Can your retirement portfolio depend only on fixed income returns?

Retirement is one of the most important and often neglected financial phases of anybody’s life. When you start your rest after years of hard work, you should be able to live a life filled with peace and for that, you will need a corpus that can financially safeguard you after your income has stopped. This is where a retirement portfolio becomes extremely important. While a lot of people understand the importance of having a sound portfolio for your retirement fund, there is still some confusion regarding what its contents should be. Let’s explore the same and find an answer through this article.

Fixed-income instruments

Since most people understand the importance of having a retirement corpus, a higher number of people choose fixed-income instruments as a default choice for their retirement investment. The plus side here is that fixed-income instruments, like a fixed deposit or a government bond, come with almost no risk since they are not market-linked. Furthermore, you can use calculators to find exactly what you will earn and this can make financial planning easier. But one big downside here is that these fixed-income investment options often fail to offer superior returns as a market-linked investment does. Of course, there will be more risk associated with investing in instruments that are linked and dependent on the stock market, but this risk is often offset by the huge potential they carry. For instance, while a fixed deposit can give you an interest rate between 6% to 9% per annum, an equity investment, for example, ELSS, could give you about 15% to 20% returns per annum, on an average.

But that doesn’t mean you should go overboard and park all your money in equities. Instead, what could work is a diverse and dynamic portfolio that takes into account your age, financial status, and market conditions.

Take more risk when you can afford

Experts say you can afford to take more risks when you’re younger. This is because you might have a lot of investing years in front of you and minor setbacks can be offset by long term returns. Hence, at a younger age, it is advisable to invest more in equities so that your money is given a chance to grow. As you age and your responsibilities grow, you can switch slowly to more and more low-risk investments. Although the key here is to start early, a lot of investors delay starting their retirement portfolio thinking they still have time.

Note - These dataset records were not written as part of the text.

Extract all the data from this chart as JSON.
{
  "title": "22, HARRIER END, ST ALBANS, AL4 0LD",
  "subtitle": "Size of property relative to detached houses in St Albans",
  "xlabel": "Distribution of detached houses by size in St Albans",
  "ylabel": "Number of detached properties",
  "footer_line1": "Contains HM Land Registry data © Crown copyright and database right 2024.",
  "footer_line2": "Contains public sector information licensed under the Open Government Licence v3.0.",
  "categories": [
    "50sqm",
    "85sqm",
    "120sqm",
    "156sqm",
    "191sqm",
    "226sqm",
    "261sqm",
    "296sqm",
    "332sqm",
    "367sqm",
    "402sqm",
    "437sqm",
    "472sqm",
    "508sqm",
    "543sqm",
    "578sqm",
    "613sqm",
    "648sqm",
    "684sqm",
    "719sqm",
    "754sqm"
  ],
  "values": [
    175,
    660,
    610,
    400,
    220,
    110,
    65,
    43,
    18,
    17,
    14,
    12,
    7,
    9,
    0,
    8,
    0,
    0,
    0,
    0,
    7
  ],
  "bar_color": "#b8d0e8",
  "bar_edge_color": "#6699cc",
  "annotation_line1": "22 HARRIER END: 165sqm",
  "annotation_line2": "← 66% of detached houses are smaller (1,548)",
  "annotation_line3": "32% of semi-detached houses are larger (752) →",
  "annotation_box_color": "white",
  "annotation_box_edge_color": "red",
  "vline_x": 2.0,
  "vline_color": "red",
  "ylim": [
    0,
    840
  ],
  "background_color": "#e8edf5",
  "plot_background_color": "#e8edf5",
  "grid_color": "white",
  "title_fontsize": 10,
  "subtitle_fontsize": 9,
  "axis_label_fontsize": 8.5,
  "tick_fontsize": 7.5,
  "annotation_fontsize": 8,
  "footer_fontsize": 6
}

But starting early could give you a great advantage and help you grow your money substantially.

Low risk fixed deposit alternatives

As the risk quotient decreases, you may be tempted to depend more on fixed deposits for a safer investment option. While this is completely valid, there are some alternatives that you could try, the main one being government bonds. Through government bonds, you can lend money to the government for different projects and earn interest till the date of maturity. This comes with lesser risk and often gives more returns than fixed deposits.

Building a retirement portfolio is arguably the most important financial activities that you should undertake. It not only helps you have a safe retirement life, but it can also help you and your family during rainy days.